It’s a sign of a very green founder-CEO.
It’s not important in a start-up that everyone works 100 hours a week. That doesn’t even help. People cannot do high quality work 100 hours. If you force them to sit in an office 100 hours, other than for short sprints … they’ll fade. They’ll screw around. Their productivity will dramatically fall off.
It makes no sense. Asking people to work 60+ hours a week year-round is a recipe for failure as you scale. Asking them to work a few insane weeks, when you are pushing out a big release, or have to close out the quarter, that makes a lot more sense.
What is more important in a start-up IMHO is that your start-up is the only commitment of your best employees.
What I see all the time in poorly run start-ups is engineers leaving early to go home and work on their side projects. Sales reps spending lots of time thinking about other businesses where they could make more money. Forget about staying late. Folks leaving early to do other stuff is what really hurts you.
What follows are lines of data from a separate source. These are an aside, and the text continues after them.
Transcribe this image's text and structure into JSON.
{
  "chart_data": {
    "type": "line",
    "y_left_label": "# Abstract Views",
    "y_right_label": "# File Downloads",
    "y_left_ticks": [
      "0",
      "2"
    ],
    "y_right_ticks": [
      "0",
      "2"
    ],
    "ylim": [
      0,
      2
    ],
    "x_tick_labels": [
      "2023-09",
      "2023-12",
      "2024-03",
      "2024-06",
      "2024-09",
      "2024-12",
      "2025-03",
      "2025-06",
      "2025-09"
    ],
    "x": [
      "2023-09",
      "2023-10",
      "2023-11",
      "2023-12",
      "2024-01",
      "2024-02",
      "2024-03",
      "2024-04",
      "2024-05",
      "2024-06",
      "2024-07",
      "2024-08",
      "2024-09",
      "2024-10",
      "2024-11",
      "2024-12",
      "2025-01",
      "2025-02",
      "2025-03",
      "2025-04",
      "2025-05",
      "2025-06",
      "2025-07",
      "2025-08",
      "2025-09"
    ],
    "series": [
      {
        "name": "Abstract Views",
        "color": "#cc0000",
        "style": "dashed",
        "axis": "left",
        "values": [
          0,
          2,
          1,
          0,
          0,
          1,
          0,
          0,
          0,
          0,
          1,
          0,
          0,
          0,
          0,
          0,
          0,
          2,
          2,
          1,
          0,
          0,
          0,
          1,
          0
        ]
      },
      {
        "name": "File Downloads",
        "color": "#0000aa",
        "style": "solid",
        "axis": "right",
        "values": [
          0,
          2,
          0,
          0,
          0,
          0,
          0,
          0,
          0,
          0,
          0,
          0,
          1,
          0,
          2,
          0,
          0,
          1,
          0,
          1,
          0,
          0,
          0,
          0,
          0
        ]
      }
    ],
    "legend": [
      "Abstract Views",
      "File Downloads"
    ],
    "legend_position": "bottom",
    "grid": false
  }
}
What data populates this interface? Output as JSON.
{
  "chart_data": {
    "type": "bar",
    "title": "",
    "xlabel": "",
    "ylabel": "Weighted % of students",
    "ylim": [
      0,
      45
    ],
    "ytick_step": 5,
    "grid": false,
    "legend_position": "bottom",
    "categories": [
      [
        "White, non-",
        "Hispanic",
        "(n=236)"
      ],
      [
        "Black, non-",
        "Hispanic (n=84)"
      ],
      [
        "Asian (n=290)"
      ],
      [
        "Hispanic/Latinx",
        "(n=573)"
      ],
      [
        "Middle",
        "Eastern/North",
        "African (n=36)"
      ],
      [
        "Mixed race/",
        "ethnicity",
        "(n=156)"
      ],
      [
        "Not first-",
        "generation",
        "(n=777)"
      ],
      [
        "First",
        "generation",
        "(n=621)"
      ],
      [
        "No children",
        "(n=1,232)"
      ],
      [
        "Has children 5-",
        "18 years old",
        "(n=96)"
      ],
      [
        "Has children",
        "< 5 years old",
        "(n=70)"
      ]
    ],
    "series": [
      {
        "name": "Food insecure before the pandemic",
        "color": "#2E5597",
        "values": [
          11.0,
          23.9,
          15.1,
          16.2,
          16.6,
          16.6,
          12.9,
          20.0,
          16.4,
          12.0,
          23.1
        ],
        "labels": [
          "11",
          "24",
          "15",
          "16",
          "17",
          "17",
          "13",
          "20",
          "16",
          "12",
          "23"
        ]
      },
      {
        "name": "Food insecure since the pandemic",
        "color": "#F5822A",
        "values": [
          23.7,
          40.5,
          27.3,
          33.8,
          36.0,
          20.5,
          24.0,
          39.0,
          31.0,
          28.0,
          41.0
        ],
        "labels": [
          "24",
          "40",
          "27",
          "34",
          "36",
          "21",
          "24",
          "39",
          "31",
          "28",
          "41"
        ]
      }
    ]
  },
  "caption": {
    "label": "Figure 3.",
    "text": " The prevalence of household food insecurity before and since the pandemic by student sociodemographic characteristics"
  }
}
Legally, your employees can do whatever they want in their free time. So be it.
But if their work hearts-and-minds aren’t 100% focuses on making your start-up a success, you’ll never do nearly as well as you would otherwise.
Find a way to make that happen. For them to be so passionate and committed about your company that it’s all the “work” they want to do.
And worry less about how many hours a week that is.